Lastres’s research for MFAC helped her connect these dots. It was one of the highlights of her vlog experience, giving her the opportunity to listen to those directly affected by the pandemic.
“At the beginning of the pandemic, I couldn’t truly see or grasp the way COVID-19 was upending lives until I spoke to the people experiencing it,” she explains. “Hearing about the devastation it was wreaking on families gave me insight into what was and wasn’t working for those families. Every week, my teammates and I spent hours speaking with families that were enduring the loss of loved ones, the loss of jobs, and the realization that they had no safety net to catch them when crisis hit.”
Her involvement in MFAC inspired her to focus her Policy Analysis Exercise, the Master in Public Policy (MPP) capstone project, on food security in Massachusetts, where she interviewed food insecure families as part of her research.

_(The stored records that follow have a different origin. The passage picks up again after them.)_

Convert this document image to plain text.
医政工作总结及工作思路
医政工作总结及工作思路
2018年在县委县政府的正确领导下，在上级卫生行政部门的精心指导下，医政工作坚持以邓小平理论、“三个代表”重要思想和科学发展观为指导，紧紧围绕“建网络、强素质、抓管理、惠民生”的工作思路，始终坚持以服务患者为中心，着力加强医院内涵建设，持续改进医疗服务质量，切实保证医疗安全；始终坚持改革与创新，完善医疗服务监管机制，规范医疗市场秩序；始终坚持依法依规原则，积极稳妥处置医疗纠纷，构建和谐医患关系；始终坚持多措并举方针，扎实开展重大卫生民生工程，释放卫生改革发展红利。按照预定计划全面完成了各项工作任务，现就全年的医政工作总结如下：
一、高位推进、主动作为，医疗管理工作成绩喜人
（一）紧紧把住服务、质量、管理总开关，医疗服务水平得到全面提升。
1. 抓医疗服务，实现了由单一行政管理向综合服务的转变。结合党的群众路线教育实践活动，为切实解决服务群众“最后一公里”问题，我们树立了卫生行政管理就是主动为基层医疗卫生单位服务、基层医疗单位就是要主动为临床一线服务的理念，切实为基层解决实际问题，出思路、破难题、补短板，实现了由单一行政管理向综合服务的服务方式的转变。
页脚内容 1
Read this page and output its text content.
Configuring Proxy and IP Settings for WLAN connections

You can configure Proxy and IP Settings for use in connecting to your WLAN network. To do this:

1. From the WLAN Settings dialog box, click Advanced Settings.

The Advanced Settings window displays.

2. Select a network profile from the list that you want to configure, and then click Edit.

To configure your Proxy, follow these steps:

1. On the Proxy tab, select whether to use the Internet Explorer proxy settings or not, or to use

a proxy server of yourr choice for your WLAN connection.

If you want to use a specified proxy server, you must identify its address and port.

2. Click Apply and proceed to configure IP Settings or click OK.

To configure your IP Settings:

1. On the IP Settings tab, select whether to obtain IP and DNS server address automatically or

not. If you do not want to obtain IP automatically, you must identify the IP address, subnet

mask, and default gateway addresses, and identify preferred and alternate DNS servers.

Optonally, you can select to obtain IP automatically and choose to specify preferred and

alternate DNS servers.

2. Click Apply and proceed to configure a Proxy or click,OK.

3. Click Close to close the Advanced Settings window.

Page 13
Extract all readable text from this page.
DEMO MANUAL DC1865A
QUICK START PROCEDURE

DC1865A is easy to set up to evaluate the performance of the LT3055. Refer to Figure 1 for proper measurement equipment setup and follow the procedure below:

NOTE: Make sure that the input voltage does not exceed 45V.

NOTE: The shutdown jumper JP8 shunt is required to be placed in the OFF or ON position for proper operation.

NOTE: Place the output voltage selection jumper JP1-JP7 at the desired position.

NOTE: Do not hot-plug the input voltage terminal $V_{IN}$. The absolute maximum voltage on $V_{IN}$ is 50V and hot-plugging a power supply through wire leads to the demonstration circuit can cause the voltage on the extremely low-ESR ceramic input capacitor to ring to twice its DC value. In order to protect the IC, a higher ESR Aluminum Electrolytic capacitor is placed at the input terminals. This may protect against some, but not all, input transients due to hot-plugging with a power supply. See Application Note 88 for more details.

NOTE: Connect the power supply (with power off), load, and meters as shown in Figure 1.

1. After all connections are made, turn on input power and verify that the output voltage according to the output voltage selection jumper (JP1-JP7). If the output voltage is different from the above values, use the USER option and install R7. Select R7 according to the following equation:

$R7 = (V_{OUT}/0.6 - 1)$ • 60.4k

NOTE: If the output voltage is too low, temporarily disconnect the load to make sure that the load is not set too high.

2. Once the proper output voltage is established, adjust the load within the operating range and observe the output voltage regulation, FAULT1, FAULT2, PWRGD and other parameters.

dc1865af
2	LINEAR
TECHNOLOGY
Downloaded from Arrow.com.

But one of the biggest takeaways from her vlog experience was the community she built along the way, forging life-long friendships particularly in her MPP Beta cohort.
“It’s been inspiring to meet so many people dedicated to public service and with such impressive backgrounds and visions for the future,” she says, adding professors Brian Mandell, Jeffrey Liebman, and Ambassador Wendy Sherman, now serving as U.S. Deputy Secretary of State, as being great mentors and role models.
After graduation in May, Lastres says she’d like to return to Houston and work in local government. Her vlog experience confirmed what she knew all along—that she remains committed to public service.
“I grew up very fortunate but knew people, particularly undocumented immigrants, who were left behind or intentionally left out of public support. It frustrated me to see government work for only some,” she says. “Through my work and at vlog, I have met incredible public servants who work tirelessly, and usually with little or no recognition, to help build a better future that does not leave people out. I’d like to dedicate my life to that same ideal.”